La casa constaba de tres habitaciones, una amplia sala, un largo comedor, una
pequeña biblioteca, una cocina bien surtida de utensilios y especias, un patio con
una fuente y un baúl lleno de juguetes. Sillones blancos y azules, lámparas de
cristal, alfombras con dibujos, mesas de maderas finas, hamacas, roperos con
ropa de todos los tamaños, un horno de piedra… En fin: todo lo necesario para
que la familia Feliz viviera el resto de su vida haciéndole honor a su apellido.
La alegría de todos era inmensa. Los padres agradecieron una y otra vez al señor
Águila el regalo que les había hecho y se despidieron de él entre risas y lágrimas
que se les escapaban sin querer. Las cámaras de los fotógrafos no dejaron en
ningún momento de enfocar sus rostros conmovidos.

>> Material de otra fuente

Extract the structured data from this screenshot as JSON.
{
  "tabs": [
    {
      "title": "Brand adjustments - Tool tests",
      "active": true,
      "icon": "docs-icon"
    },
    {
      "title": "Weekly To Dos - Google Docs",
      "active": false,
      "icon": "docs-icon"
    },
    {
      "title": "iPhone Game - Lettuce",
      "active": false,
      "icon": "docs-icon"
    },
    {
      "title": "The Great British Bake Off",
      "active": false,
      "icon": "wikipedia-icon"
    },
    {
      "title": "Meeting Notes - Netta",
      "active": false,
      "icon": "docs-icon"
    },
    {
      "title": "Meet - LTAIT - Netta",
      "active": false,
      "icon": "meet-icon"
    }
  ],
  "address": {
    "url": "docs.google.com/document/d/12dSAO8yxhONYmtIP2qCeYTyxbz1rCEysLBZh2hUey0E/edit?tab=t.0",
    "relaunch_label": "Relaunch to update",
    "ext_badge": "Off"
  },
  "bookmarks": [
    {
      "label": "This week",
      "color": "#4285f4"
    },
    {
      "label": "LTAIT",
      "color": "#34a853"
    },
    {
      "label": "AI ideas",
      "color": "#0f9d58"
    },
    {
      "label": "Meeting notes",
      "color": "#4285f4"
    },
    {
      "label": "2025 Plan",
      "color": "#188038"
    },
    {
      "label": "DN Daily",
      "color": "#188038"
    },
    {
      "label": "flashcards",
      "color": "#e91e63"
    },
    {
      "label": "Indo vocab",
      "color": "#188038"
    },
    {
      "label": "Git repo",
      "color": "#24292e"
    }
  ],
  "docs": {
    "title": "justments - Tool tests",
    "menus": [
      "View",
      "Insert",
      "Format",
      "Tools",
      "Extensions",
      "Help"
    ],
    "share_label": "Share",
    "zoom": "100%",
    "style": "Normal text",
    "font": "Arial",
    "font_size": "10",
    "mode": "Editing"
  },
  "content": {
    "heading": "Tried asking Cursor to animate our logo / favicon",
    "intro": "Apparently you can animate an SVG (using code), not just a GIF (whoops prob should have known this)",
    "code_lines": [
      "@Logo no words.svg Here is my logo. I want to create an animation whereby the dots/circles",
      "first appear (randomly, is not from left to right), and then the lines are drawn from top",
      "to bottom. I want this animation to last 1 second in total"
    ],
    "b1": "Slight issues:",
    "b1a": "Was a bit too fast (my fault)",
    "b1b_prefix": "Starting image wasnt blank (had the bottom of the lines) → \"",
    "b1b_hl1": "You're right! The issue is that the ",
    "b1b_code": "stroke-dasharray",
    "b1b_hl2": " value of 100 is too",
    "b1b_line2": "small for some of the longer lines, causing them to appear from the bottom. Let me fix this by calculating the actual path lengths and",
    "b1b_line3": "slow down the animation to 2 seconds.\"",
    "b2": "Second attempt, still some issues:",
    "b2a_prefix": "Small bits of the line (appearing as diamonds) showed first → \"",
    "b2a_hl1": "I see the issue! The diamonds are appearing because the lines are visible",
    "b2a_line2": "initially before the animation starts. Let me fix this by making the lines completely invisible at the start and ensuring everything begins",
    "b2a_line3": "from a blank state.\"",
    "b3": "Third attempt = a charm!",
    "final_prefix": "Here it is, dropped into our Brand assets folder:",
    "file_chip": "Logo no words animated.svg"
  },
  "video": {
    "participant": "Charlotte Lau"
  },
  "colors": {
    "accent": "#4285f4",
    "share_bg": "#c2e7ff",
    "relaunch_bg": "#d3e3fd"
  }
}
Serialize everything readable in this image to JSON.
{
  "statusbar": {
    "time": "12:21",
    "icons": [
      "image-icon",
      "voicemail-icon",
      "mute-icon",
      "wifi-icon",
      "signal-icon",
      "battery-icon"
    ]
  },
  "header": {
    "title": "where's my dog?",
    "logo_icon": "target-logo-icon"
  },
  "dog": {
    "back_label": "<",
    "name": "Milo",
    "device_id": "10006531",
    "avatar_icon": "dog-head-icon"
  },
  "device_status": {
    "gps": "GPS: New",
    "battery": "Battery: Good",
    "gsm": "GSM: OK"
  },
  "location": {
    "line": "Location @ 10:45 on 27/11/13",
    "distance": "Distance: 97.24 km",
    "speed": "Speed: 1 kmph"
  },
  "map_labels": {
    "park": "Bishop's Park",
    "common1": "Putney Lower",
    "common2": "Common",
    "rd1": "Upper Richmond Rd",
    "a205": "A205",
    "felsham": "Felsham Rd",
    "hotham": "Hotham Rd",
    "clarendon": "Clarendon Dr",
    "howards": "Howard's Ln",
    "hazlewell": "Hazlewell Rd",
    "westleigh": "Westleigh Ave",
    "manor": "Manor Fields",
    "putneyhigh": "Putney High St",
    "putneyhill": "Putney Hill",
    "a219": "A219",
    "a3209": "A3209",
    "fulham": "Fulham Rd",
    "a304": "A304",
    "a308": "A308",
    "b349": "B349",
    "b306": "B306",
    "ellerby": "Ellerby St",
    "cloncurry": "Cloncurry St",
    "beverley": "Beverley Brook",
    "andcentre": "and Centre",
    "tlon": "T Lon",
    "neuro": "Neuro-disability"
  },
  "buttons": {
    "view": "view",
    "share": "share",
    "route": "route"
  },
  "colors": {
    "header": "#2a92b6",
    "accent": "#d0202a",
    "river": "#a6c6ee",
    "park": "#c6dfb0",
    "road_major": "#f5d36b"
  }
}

—Y recuerden —les dijo Juan Domingo antes de despedirse—: cada año, el 31
de diciembre, están invitados a comer conmigo. Todos mis ahijados y sus padres
van en esa fecha al banquete que doy en mi casa. No se les olvide, es muy
importante que asistan.
Y en efecto, ninguna de las afortunadas familias dejaba de asistir. Los banquetes
eran en grande. Además de los platillos especiales que cada año preparaban los
cocineros de Juan Domingo, había frutas exóticas que traía de distintas partes del
mundo, bebidas que él mismo inventaba y nuevos regalos para cada quien. Un
grupo de música amenizaba la reunión y al final se rompían varias de sus piñatas
reutilizables, de las que caían más dulces y juguetes. Cuando llegaba a faltar
alguno de los invitados, cosa que no era muy frecuente, Juan Domingo se
molestaba mucho.
Abrazó con gusto a los padres de Lunes y se despidió de ellos entre grandes y
generosas carcajadas, que siguieron resonando en la isla por varios días.